Иеронимо выпятил грудь и приготовился вызвать Джека на дуэль, но надсмотрщик вытянул его «бычьим хером» по спине, напомнив всем, что они по-прежнему невольники. Джек задумался, что будет, когда Иеронимо дадут шпагу.
Следующие несколько часов оказались сплошным напоминанием об их рабской доле. Гребли вверх по течению, вечернее солнце било в глаза. Ван Крюйк сыпал ругательствами почти без остановки – Джек подумал, что для офицера нет ничего унизительнее, чем смотреть назад, не видя, куда движешься. Однако постепенно им начали попадаться на глаза верхушки мачт, а слуха коснулся дивный скрежет скользящих в клюзы якорных канатов. Теперь можно было склониться над вёслами и дать роздых усталым спинам.
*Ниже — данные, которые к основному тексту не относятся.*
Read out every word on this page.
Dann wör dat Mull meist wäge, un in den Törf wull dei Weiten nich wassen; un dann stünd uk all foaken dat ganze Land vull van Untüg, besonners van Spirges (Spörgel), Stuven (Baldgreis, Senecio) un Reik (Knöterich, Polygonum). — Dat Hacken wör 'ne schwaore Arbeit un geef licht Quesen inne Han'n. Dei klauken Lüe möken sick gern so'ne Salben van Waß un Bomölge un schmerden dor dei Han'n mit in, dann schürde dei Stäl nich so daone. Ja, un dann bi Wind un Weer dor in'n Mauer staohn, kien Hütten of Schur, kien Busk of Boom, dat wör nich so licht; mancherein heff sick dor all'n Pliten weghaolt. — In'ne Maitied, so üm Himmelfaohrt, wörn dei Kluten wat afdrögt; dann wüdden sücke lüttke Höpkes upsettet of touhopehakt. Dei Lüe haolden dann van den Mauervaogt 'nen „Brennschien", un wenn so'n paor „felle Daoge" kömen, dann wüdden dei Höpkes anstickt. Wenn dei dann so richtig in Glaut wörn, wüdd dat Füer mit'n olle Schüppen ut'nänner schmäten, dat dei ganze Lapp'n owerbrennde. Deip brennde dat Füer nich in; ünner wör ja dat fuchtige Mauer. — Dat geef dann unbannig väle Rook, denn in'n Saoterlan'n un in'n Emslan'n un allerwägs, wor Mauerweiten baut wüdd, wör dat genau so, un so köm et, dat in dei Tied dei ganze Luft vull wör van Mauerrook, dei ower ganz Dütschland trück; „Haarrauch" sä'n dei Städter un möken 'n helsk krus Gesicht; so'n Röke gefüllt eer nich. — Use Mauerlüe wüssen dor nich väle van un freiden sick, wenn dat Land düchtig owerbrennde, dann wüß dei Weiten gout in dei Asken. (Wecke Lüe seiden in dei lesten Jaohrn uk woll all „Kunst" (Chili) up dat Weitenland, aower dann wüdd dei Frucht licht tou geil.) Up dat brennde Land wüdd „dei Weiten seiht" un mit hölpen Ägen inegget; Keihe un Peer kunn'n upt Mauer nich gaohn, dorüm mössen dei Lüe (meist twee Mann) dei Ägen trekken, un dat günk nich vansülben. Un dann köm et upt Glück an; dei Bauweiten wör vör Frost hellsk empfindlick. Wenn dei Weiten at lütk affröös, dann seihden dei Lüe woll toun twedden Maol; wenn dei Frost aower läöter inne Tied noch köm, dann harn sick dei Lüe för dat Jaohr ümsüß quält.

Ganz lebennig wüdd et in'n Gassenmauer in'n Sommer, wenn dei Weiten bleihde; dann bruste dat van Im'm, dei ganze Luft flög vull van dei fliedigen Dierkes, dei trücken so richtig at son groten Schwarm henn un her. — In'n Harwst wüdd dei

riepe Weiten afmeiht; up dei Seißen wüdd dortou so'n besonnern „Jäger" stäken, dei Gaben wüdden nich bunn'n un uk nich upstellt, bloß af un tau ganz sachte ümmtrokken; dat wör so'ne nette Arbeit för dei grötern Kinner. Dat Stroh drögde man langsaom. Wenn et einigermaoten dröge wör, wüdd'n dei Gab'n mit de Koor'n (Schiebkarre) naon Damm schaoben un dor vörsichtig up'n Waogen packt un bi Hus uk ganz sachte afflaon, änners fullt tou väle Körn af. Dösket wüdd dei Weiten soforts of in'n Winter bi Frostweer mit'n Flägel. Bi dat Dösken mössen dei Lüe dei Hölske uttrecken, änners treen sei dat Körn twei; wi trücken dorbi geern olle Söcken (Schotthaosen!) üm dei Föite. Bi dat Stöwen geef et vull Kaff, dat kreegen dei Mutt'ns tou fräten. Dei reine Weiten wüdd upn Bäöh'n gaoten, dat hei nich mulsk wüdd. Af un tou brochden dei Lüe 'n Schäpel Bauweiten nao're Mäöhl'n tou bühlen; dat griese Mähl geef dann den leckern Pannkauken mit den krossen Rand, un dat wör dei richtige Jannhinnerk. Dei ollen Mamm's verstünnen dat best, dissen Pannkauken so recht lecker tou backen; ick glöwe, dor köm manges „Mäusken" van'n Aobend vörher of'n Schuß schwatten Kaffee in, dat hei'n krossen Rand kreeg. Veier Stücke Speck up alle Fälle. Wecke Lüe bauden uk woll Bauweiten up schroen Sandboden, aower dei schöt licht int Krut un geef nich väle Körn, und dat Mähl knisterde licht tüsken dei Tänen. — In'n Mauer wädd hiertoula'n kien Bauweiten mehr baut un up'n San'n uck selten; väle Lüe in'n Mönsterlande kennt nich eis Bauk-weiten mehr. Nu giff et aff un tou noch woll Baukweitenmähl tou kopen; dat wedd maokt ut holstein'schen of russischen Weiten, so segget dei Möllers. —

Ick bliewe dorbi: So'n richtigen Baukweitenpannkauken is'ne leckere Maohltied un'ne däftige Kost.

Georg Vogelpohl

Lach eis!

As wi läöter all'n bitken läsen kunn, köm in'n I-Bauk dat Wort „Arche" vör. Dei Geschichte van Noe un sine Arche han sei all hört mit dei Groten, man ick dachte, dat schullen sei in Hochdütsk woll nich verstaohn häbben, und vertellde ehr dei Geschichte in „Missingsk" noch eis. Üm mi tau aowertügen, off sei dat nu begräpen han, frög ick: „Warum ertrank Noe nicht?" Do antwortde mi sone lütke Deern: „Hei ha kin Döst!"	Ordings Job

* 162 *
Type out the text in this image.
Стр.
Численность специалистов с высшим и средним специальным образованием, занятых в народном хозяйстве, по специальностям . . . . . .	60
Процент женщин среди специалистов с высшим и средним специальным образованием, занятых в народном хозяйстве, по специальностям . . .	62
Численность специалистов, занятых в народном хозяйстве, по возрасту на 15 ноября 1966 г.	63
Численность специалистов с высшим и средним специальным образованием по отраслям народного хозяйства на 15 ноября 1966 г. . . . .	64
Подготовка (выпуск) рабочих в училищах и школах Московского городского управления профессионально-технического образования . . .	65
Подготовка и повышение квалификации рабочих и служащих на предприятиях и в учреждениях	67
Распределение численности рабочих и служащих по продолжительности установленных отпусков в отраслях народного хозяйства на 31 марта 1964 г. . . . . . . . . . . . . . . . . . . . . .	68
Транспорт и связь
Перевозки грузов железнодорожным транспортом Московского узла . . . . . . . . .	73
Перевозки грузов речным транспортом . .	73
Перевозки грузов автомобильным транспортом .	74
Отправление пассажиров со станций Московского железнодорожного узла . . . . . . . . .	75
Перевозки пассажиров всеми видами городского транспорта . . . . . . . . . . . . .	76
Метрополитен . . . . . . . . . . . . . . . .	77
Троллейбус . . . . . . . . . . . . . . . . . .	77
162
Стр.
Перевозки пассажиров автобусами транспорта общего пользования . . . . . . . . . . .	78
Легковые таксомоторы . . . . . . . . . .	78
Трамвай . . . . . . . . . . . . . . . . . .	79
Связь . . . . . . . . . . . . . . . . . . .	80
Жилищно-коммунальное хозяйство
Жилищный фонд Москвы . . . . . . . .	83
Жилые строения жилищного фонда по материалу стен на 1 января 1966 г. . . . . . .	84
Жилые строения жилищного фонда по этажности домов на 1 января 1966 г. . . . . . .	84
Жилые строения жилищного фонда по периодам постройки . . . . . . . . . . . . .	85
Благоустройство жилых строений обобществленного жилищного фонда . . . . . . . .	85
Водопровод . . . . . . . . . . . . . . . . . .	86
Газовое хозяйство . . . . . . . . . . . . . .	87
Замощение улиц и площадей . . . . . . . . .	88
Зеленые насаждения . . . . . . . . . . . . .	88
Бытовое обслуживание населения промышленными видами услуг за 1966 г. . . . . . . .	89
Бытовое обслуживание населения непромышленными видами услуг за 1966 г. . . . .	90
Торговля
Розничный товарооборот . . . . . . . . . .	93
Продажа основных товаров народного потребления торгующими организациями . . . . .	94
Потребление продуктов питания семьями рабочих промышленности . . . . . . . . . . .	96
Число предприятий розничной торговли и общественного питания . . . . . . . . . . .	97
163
Наср аль-Гураб, раис, был сыном янычара и алжирки. Он неплохо говорил и на испанском, и на сабире, на котором и сказал сейчас: «Выведите сменных гребцов». Доски приподняли, четверо мокрых невольников вылезли на палубу из трюма и быстро сменили Джека, Иеронимо, Мойше и ван Крюйка. Всё это происходило под парусом, который расстелили якобы для починки, чтобы любопытные матросы с реев или марсов соседних кораблей не приметили странного преображения галерников в свободных. Тем временем – на случай, если кто-нибудь считает головы – четверо корсаров удалились подремать в тень высоких шканцев. Вытащили мешок старой одежды, награбленной у пленных, томящихся сейчас в Алжире, и четверка сообщников начала перебирать тряпьё, словно дети, затеявшие игру в переодевание.
– На палубе предпочтительны тюрбаны, – объявил Джек, – потому что у меня волосы соломенные, у ван Крюйка – рыжие, а что до Мойше…
Все довольно долго смотрели на Мойше, пока тот не сказал:
– Дайте кинжал, я отрежу пейсы. Такая уж наша криптоиудейская доля.
– Да отрастут они такими пышными и длинными, чтобы тебе пришлось заправлять их в голенища, – произнёс Джек.
Последний час до заката они провели на высоких шканцах в тюрбанах и длинных алжирских бурнусах. Санлукар-де-Баррамеда вставал над ними с южного берега, где река впадает в залив. Он походил на неумелую уменьшенную копию Алжира. На песчаном берегу под стеной рыбаки разбирали сети. Ван Крюйк мельком взглянул на город, потом вырвал у раиса подзорную трубу, забрался на мачту и долго смотрел на воду, изучая течение и запоминая, где расположен пресловутый подводный вал. Мойше разглядывал предместье выше по течению от города, сразу за крепостной стеной: Бонанцу. Казалось, она состоит исключительно из вилл, каждая за собственной стеной. Через некоторое время ретивый Иеронимо различил над одной из них флаг с гербом вице-короля – во всяком случае, так можно было заключить по хлынувшему из него потоку ругательств.
Джек, со своей стороны, высматривал место, куда с наступлением темноты можно будет подойти на лодке. Между стенами вилл росли, как грибы, бродяжьи лачуги, а вглядевшись получше, можно было различить и глинистое месиво на участке берега, куда бездомные спускались за водой. Джек запомнил направление по компасу, не зная, впрочем, какой от этого будет толк в темноте, когда их начнёт сносить течением.
– Глупо было идти в город при свете дня, – сказал Иеронимо, – а с наступлением ночи глупо не идти. Ибо сейчас Санлукар-де-Баррамеда посещают только контрабандисты. Если мы не попытаемся сделать что-нибудь незаконное в первую же ночь, то вызовем подозрение властей!